CLAUDIUS, MARCUS AURELIUS, surnamed Gothicus, Roman emperor A.D. 268–270, belonged to an obscure Illyrian family. On account of his military ability he was placed in command of an army by Decius; and Valerian appointed him general on the Illyrian frontier, and ruler of the provinces of the lower Danube. During the reign of Gallienus, he was called to Italy in order to crush Aureolus; and on the death of the emperor (268) he was chosen as his successor, in accordance, it was said, with his express desire. Shortly after his accession he routed the Alamanni on the Lacus Benacus (some doubt is thrown upon this); in 269 a great victory over the Goths at Naïssus in Moesia gained him the title of Gothicus. In the following year he died of the plague at Sirmium, in his fifty-sixth year. He enjoyed great popularity, and appears to have been a man of ability and character.

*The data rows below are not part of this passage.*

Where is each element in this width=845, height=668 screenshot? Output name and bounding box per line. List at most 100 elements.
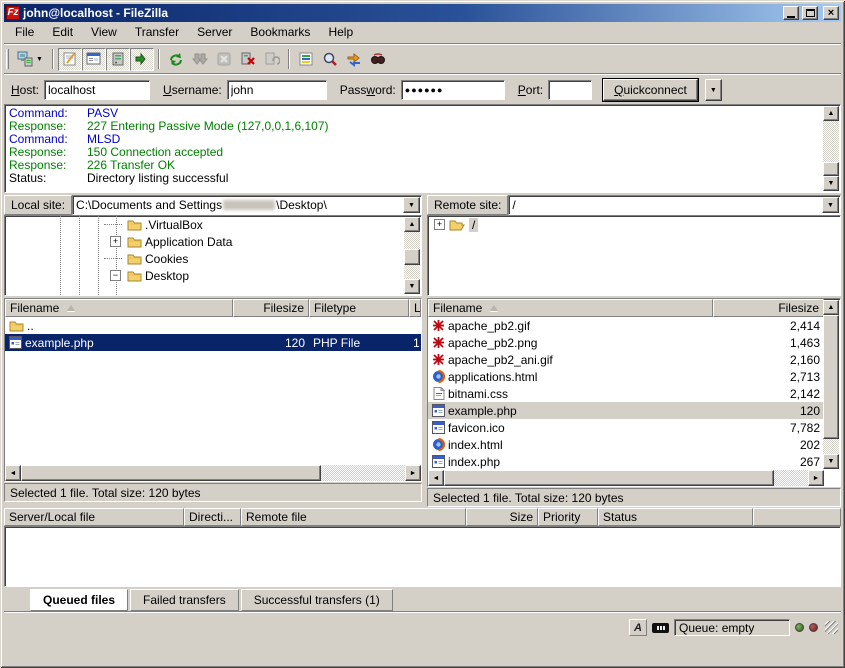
site-manager-button[interactable]: ▼ [12,48,48,71]
sync-browsing-button[interactable] [342,48,366,71]
table-row[interactable]: favicon.ico7,782 [428,419,824,436]
password-input[interactable] [401,80,505,100]
menu-edit[interactable]: Edit [43,23,82,41]
table-row[interactable]: bitnami.css2,142 [428,385,824,402]
quickconnect-button[interactable]: Quickconnect [603,79,698,101]
table-row[interactable]: apache_pb2_ani.gif2,160 [428,351,824,368]
scroll-track[interactable] [321,465,405,481]
scroll-track[interactable] [774,470,808,486]
local-site-combo[interactable]: C:\Documents and Settings\Desktop\ ▼ [72,195,422,215]
column-header-l[interactable]: L [409,299,421,317]
refresh-button[interactable] [164,48,188,71]
combo-dropdown-button[interactable]: ▼ [403,197,420,213]
column-header-status[interactable]: Status [598,508,753,526]
tab-successful-transfers-1-[interactable]: Successful transfers (1) [241,589,393,611]
host-input[interactable] [44,80,150,100]
ascii-datatype-icon[interactable]: A [629,619,647,636]
table-row[interactable]: .. [5,317,421,334]
tab-failed-transfers[interactable]: Failed transfers [130,589,239,611]
scroll-up-button[interactable]: ▲ [823,106,839,121]
tab-queued-files[interactable]: Queued files [30,589,128,611]
column-header-directi-[interactable]: Directi... [184,508,241,526]
column-header-filename[interactable]: Filename [428,299,713,317]
find-files-button[interactable] [366,48,390,71]
table-row[interactable]: apache_pb2.gif2,414 [428,317,824,334]
menu-transfer[interactable]: Transfer [126,23,188,41]
menu-help[interactable]: Help [319,23,362,41]
tree-item[interactable]: Cookies [5,250,421,267]
filter-button[interactable] [294,48,318,71]
collapse-icon[interactable]: − [110,270,121,281]
column-header-filetype[interactable]: Filetype [309,299,409,317]
combo-dropdown-button[interactable]: ▼ [822,197,839,213]
tree-item[interactable]: +/ [428,216,840,233]
table-row[interactable]: example.php120 [428,402,824,419]
tree-item[interactable]: .VirtualBox [5,216,421,233]
cancel-button[interactable] [212,48,236,71]
remote-vscrollbar[interactable]: ▲ ▼ [823,300,839,469]
local-tree-scrollbar[interactable]: ▲ ▼ [404,217,420,294]
table-row[interactable]: apache_pb2.png1,463 [428,334,824,351]
resize-grip[interactable] [825,621,838,634]
menu-view[interactable]: View [82,23,126,41]
toggle-local-tree-button[interactable] [82,48,106,71]
scroll-thumb[interactable] [444,470,774,486]
toolbar-grip[interactable] [6,49,9,69]
expand-icon[interactable]: + [434,219,445,230]
process-queue-button[interactable] [188,48,212,71]
toggle-remote-tree-button[interactable] [106,48,130,71]
scroll-track[interactable] [823,439,839,454]
scroll-right-button[interactable]: ► [808,470,824,486]
table-row[interactable]: index.php267 [428,453,824,470]
column-header-filename[interactable]: Filename [5,299,233,317]
username-input[interactable] [227,80,327,100]
minimize-button[interactable] [783,6,799,20]
scroll-thumb[interactable] [823,162,839,176]
scroll-left-button[interactable]: ◄ [5,465,21,481]
column-header-remote-file[interactable]: Remote file [241,508,466,526]
close-button[interactable]: × [823,6,839,20]
scroll-thumb[interactable] [823,315,839,439]
disconnect-button[interactable] [236,48,260,71]
compare-button[interactable] [318,48,342,71]
table-row[interactable]: index.html202 [428,436,824,453]
scroll-right-button[interactable]: ► [405,465,421,481]
column-header-server-local-file[interactable]: Server/Local file [4,508,184,526]
scroll-up-button[interactable]: ▲ [404,217,420,232]
scroll-track[interactable] [404,232,420,249]
scroll-thumb[interactable] [21,465,321,481]
expand-icon[interactable]: + [110,236,121,247]
column-header-filesize[interactable]: Filesize [713,299,824,317]
toggle-message-log-button[interactable] [58,48,82,71]
maximize-button[interactable] [802,6,818,20]
scroll-track[interactable] [404,265,420,279]
column-header-size[interactable]: Size [466,508,538,526]
scroll-left-button[interactable]: ◄ [428,470,444,486]
remote-hscrollbar[interactable]: ◄ ► [428,470,824,486]
reconnect-button[interactable] [260,48,284,71]
column-header-empty[interactable] [753,508,841,526]
table-row[interactable]: example.php120PHP File1 [5,334,421,351]
column-header-priority[interactable]: Priority [538,508,598,526]
scroll-track[interactable] [823,121,839,162]
local-file-list: ..example.php120PHP File1 [5,317,421,465]
scroll-down-button[interactable]: ▼ [404,279,420,294]
log-scrollbar[interactable]: ▲ ▼ [823,106,839,191]
scroll-up-button[interactable]: ▲ [823,300,839,315]
scroll-thumb[interactable] [404,249,420,265]
toggle-queue-button[interactable] [130,48,154,71]
tree-item[interactable]: +Application Data [5,233,421,250]
quickconnect-dropdown-button[interactable]: ▼ [705,79,722,101]
speedlimit-icon[interactable] [652,623,669,633]
tree-item[interactable]: −Desktop [5,267,421,284]
menu-bookmarks[interactable]: Bookmarks [241,23,319,41]
scroll-down-button[interactable]: ▼ [823,454,839,469]
table-row[interactable]: applications.html2,713 [428,368,824,385]
menu-file[interactable]: File [6,23,43,41]
local-hscrollbar[interactable]: ◄ ► [5,465,421,481]
column-header-filesize[interactable]: Filesize [233,299,309,317]
scroll-down-button[interactable]: ▼ [823,176,839,191]
port-input[interactable] [548,80,592,100]
remote-site-combo[interactable]: / ▼ [508,195,841,215]
menu-server[interactable]: Server [188,23,241,41]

His life was written by Trebellius Pollio, one of the Scriptores Historiae Augustae; see also Zosimus i. 40-43, the histories of Th. Bernhardt and H. Schiller, and special dissertations by A. Duncker on the life of Claudius (1868) and the defeat of the Alamanni (Annalen des Vereins für nassauische Altertumskunde, 1879); Homo, De Claudio Gothico (1900); Pauly-Wissowa, Realencyclopädie, ii. 2458 ff. (Henze).